Materials and Methods

Study area and selection of subjects

The affected district of Murshidabad was selected as our study site and the details of the selection of study subjects were described previously (Basu et al, 2004; Ghosh et al., 2006). Physicians examined the study participants for detection of various types of arsenic related skin lesions and also other non-dermatological maladies. The criteria for identification of dermatological and non-dermatological diseases, as also the exclusion criteria were similar to that described in details in our earlier publication (Ghosh et al., 2006). As we were interested in determining the association between chronic arsenic exposure and serum oxidative stress enzymes activity, we selected arsenic exposed individuals irrespective of the presence or absence of arsenic-induced skin lesions as study participants. We recruited 50 individuals all of whom had been exposed to arsenic for more than 10 years through contaminated drinking water.
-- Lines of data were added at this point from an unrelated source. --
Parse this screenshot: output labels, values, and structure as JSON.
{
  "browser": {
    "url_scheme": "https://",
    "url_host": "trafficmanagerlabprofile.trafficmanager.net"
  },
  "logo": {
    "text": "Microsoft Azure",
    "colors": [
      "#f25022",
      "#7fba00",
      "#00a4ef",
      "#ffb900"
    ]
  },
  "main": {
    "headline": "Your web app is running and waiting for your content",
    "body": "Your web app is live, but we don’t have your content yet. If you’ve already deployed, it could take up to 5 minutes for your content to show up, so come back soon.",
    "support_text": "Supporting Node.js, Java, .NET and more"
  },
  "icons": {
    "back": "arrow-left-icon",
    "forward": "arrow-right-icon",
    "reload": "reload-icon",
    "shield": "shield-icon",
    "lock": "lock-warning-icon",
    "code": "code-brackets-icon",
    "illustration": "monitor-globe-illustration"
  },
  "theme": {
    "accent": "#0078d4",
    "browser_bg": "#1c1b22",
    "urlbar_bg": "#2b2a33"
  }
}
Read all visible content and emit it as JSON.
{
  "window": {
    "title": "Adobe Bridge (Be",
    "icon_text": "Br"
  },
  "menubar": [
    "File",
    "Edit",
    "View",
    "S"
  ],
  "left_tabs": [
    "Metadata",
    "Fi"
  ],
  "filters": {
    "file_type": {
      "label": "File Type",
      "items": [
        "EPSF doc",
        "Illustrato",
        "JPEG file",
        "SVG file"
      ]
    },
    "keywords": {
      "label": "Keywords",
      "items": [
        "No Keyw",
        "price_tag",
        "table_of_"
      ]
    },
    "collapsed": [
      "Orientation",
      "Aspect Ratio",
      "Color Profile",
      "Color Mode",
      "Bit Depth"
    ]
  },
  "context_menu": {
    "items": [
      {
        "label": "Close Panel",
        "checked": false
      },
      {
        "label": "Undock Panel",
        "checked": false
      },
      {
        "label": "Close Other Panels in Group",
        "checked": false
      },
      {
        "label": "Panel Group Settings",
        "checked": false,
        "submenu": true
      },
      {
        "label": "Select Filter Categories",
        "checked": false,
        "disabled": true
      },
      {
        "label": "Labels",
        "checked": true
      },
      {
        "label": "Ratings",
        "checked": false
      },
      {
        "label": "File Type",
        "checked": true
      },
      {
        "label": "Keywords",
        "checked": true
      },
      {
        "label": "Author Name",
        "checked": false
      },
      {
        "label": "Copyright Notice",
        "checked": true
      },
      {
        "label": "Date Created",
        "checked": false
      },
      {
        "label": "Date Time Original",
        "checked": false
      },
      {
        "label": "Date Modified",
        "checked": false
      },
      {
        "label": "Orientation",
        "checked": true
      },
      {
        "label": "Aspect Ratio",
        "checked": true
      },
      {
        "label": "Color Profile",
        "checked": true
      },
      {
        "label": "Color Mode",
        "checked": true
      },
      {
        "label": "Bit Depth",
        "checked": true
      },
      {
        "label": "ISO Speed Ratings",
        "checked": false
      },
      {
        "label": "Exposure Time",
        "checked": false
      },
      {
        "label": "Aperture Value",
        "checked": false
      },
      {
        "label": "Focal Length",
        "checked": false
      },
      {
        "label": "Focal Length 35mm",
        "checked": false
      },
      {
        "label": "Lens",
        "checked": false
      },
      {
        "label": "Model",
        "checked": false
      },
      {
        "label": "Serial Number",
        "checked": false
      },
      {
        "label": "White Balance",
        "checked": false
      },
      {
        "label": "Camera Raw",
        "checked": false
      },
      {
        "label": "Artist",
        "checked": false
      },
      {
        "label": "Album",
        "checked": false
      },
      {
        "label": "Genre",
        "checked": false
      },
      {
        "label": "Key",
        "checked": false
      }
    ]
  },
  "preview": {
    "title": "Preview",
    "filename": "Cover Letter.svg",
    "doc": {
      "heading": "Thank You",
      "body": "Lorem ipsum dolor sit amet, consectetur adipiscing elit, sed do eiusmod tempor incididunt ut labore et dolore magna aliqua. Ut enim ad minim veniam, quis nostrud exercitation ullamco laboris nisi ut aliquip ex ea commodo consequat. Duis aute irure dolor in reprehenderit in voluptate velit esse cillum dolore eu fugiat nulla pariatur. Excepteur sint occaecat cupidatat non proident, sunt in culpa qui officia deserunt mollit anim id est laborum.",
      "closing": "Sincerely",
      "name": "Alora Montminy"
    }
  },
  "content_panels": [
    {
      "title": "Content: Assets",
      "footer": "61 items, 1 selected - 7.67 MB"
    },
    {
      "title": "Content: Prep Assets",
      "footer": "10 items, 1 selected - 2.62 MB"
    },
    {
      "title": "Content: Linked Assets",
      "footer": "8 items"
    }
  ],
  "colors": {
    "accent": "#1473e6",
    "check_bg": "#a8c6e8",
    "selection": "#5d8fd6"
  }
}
Thirty four of these exposed individuals had developed arsenic-induced skin lesions, while 16 individuals did not have any arsenic-specific skin lesions even being exposed for 10 years or more. Forty one unexposed subjects with no history of arsenic contamination in their drinking water and age group between 15 and 70 years were selected from the East Midnapur district. Water and other biological samples such as blood, nail, hair and urine were collected from all the participants. The selected subjects provided informed consent to participate and fulfilled the inclusion criteria (Basu et al., 2004). This study was conducted in accord with the Helsinki II declaration and approved by our institutional ethics committee.

Arsenic exposure assessment

Study participants were provided with acid-washed [nitric acid-water (1:1)] plastic bottles for collection of drinking water (approx. 100 mL) samples into which nitric acid (1.0 mL/l) was added as preservative (Basu et al., 2004). First morning voids (approx. 100 mL) were collected in pre-coded polypropylene bottles for arsenic estimation. Water, urine, nail (~250–500 mg) and hair (~300–500 mg) samples were collected and arsenic was estimated as described earlier in details (Ghosh et al., 2006; Biswas et al., 2008). Flow injection-hydride generation-atomic absorption spectrometry (FI-HG-AAS) was used for estimation of arsenic content in different biological samples (urine, nail and hair) and drinking water, as described previously (Ghosh et al., 2006; Biswas et al., 2008). Quality control and quality assurance were ensured as elaborated elsewhere (Biswas et al., 2008).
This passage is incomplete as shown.